Vies de gosses

Vies de gosses

26 juillet 2022
Serge Goy

La joyeuse bande des anciens raconte quelques souvenirs de jeunesse. De gauche à droite : Georges Golaz, Bernard Candaux, Onorio Franchitti, Pierrot Chevalier, Michel Paltani, André Michot, Marcel Magnenat, Maurice Jaques et Jacques Benoit. Ils se rencontrent chaque mardi matin à 9h30.

Au passage, un petit mot de Marcel Magnenat.

1947, première date pour se situer ; ils étaient alors adolescents lorsqu’ils ont vu les rues du village se goudronner. C’est donc sur terre battue qu’ils ont auparavant mené les vaches, joué aux gnus, porté du bois, fait les commissions aux trois épiceries du village. C’est dans les bois environnants qu’ils ont fait des cabanes, joué aux indiens et notamment fait la guerre à ceux de Bofflens. Etonnamment, pas de ballons, donc pas de foot. C’est en longeant les rues du village qu’ils ont entendu les chars à cercle écrasant les cailloux, le charron travaillant le bois de ses roues, le maréchal-ferrant tapant sur son enclume, le beuglement des vaches dans les étables, les discussions des femmes emmenant leur linge au lavoir ou encore celui de deux hommes quittant bruyamment l’un des trois bistrots. Ils ont vu le battoir, le pressoir, la scierie ou encore la forge mus par la force de l’eau du Nozon.

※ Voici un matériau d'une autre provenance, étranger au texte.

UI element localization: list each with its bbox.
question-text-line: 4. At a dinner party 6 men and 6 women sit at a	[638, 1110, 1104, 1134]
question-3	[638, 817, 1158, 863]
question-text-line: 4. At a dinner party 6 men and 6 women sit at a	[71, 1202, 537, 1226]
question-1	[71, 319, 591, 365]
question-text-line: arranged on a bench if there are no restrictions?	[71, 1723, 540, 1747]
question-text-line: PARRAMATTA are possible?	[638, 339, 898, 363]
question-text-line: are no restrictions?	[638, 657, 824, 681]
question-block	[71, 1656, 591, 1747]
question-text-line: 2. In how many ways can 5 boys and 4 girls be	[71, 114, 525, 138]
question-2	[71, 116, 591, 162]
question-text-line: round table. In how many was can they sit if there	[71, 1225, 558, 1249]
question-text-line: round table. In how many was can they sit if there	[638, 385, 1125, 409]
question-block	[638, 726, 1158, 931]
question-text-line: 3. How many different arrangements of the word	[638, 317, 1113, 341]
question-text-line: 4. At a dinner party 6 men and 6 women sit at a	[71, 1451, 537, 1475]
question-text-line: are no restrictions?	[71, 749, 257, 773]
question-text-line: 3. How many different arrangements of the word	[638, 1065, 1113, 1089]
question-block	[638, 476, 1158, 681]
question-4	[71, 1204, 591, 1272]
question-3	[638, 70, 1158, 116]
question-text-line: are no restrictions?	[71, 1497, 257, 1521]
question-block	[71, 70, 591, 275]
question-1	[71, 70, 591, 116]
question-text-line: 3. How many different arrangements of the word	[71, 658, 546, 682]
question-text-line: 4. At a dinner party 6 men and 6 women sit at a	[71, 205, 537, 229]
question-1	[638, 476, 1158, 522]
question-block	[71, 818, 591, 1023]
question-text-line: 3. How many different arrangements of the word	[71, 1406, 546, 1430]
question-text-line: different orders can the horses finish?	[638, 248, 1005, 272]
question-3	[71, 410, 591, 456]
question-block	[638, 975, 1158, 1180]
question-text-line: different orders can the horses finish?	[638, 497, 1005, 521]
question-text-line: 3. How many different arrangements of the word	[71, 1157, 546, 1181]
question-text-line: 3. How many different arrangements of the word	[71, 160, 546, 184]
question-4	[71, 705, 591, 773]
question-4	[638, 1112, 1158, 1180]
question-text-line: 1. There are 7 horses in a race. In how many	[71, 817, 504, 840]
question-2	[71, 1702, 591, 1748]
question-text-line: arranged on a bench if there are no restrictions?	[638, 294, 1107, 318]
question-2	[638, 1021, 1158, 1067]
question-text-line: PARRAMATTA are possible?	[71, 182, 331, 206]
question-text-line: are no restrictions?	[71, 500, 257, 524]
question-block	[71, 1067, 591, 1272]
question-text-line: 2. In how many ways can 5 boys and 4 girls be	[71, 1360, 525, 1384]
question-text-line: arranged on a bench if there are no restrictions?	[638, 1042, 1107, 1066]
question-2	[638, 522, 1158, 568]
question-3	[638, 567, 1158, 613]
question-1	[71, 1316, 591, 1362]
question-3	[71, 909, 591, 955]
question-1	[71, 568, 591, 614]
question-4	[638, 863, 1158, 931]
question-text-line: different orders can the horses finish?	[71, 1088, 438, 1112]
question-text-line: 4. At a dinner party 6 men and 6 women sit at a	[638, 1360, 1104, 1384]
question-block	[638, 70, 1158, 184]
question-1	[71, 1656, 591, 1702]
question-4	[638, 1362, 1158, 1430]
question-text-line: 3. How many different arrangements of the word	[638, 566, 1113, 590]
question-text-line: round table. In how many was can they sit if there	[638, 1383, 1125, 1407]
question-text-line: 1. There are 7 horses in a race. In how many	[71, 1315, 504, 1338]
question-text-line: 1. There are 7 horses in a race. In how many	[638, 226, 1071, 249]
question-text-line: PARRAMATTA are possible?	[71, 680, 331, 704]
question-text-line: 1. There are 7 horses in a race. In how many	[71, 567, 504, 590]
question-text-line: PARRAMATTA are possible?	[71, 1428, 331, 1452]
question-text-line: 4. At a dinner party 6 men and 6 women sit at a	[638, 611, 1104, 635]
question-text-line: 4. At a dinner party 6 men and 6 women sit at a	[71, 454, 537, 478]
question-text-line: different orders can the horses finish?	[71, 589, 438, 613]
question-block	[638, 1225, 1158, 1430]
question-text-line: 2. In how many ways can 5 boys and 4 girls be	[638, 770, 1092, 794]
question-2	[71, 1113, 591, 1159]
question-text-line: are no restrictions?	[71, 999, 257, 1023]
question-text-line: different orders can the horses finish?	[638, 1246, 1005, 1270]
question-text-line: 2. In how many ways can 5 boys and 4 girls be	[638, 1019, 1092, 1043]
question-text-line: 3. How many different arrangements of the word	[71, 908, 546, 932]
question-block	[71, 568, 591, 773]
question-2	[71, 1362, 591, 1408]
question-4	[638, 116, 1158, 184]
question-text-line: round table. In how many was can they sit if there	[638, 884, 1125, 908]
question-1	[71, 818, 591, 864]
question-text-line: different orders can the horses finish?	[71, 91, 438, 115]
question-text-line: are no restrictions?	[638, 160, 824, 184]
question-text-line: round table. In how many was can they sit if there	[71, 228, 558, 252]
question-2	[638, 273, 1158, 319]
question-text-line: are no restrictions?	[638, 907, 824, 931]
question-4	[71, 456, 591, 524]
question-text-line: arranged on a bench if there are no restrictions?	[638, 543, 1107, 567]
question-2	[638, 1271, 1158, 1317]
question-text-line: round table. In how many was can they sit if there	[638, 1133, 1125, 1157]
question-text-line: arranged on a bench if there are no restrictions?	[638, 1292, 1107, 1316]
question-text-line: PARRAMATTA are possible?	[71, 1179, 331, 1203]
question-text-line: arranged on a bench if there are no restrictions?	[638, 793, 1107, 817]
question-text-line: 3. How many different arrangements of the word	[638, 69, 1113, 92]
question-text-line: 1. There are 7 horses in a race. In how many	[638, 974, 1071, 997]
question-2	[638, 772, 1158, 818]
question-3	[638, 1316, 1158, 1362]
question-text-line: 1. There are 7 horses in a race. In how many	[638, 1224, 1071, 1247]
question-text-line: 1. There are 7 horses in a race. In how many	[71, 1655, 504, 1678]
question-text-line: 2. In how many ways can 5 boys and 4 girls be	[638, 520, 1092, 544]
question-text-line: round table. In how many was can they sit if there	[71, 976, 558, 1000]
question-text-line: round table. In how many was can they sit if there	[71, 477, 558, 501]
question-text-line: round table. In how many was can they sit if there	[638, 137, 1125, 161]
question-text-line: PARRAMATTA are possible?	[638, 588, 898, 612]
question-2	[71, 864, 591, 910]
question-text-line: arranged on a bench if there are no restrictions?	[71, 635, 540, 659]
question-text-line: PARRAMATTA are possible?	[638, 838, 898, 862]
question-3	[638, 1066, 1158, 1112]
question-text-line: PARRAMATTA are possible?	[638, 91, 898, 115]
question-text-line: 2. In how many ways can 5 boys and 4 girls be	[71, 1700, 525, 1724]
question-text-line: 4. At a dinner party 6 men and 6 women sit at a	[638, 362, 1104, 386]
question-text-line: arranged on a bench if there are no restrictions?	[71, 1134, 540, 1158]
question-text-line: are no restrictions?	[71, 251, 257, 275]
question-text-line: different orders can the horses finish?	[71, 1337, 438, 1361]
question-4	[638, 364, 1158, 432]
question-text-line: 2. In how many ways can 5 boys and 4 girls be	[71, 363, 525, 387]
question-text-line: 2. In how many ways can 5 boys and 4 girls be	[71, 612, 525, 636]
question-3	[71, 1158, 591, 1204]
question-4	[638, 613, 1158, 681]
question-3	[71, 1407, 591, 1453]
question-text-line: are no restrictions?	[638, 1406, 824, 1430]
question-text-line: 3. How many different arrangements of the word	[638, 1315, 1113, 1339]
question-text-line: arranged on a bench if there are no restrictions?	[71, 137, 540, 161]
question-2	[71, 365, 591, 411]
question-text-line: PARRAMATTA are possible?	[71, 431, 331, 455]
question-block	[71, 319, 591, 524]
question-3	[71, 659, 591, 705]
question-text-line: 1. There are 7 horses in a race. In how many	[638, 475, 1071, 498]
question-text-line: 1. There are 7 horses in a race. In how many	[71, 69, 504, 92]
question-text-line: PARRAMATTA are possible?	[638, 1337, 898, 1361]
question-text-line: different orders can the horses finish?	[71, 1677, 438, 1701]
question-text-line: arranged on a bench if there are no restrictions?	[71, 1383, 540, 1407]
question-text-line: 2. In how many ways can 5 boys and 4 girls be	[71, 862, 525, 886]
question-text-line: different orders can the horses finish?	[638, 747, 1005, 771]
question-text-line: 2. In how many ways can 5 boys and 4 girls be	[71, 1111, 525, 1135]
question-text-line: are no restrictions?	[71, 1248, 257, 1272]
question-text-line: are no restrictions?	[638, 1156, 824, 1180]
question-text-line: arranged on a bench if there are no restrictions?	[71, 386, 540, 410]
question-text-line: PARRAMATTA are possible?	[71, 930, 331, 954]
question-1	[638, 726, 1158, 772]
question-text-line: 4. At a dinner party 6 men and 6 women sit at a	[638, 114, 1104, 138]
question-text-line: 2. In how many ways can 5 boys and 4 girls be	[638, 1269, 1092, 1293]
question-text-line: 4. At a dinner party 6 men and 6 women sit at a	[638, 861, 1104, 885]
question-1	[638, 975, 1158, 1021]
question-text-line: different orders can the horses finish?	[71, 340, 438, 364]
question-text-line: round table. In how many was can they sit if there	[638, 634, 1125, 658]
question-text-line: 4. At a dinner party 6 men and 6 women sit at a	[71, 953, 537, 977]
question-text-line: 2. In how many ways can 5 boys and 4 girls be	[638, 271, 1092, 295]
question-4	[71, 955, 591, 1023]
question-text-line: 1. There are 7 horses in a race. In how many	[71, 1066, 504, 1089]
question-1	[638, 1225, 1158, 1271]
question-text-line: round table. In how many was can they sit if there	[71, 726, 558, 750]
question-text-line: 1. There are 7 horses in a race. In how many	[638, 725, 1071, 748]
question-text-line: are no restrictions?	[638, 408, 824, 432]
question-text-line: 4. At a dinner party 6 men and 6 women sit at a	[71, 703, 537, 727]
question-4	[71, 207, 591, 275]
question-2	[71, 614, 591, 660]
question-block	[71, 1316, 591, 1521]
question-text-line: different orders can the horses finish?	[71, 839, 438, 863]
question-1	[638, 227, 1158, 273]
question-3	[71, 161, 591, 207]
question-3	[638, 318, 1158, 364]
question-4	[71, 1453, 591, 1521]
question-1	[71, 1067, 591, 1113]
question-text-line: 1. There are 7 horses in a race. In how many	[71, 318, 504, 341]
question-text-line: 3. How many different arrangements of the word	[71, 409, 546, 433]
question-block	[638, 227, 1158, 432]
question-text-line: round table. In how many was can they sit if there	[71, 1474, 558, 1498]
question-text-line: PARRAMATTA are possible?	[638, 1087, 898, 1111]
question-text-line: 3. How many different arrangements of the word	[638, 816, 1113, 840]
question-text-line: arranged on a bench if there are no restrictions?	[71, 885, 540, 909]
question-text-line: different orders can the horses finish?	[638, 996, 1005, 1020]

Ils avaient, en-dehors de tout ça, d’autres occasions de passer leur temps. Ils étaient notamment appelés à chasser les « carcailles » ou hannetons. On tendait un fleurier sous l’arbre et on gaulait les branches pour les y faire tomber. On les vendait comme les escargots qu’on apportait au père de Georges Golaz. Jacques Benoit les amenait pour les vendre à 20 centimes le kilo. Georges se rappelle avoir vu sa cave envahie de gastéropodes en attente de livraison à Vallorbe. Au passage, le père faisait partie des dix-huit : il avait en effet dix-sept frères et soeurs !

Réalités de la vie

Mais ils n’avaient pas que ça à faire, car la vie de gosse était dure. Beaucoup étaient garçons de ferme, ce qui voulait dire ouvriers à très bon compte et sans reconnaissance souvent pour le travail accompli. Certains ont d’ailleurs passé une jeunesse bien terne suite à l’exploitation dont ils ont été les victimes. Les travaux de la ferme les attendaient et l’école était organisée autour de l’activité paysanne : les vacances notamment pour les moissons, les foins ou la garde les vaches. Depuis un certain âge, les garçons avaient congé l’après-midi pour s’acquitter de leurs tâches.

Il y avait trente élèves par classe, les grands aidant les petits. Le maître enseignant n’était alors pas un tendre ; il menait les choses à la baguette et dans le sens premier des choses. C’est les élèves eux-mêmes qui devaient les lui couper dans les noisetiers environnants. Il en avait une réserve au galetas du collège, réserve qui disparaissait régulièrement par le concours des élèves les plus entreprenants. Deux d’entre eux ont d’ailleurs pris la porte sur ordre du maître et non pas de la manière imagée comme il le pensait. Il a connu aussi la caisse à bois comme d’autres maîtres de cette époque. Ces enfants ont été de ceux qui sont allés chercher des cigarettes, chewing-gums et barres de chocolat quand les trains amenaient des soldats américains à la gare pendant la guerre. Ils ont aussi vu un avion militaire suisse atterrir dans un champ près du village.

Autres réminiscences.

Les quatre du jour ont vécu l’apparition du premier téléphone qui était à la poste, de la première télé et de la première voiture qui furent achetées notamment par Michel Paltani. Il faut dire aussi que Croy était un centre s’activités régional grâce à la gare vers laquelle convergeaient moultes marchandises comme d’énormes cubes de glace qui arrivaient dégoulinant sur la route depuis le lac de Joux, la liaison CFF par le Day n’étant pas encore faite. Une liaison par le rail entre le Pont et Croy passant par Vaulion avait même été projetée puis abandonnée.

Un tout dernier exemple qui en dit long sur les priorités d’alors : on misait le lavage des fontaines. Celui qui l’emportait devait s’acquitter de cette tâche et en payer le droit. Comme récompense, il pouvait ramasser les bouses des vaches autour des bassins.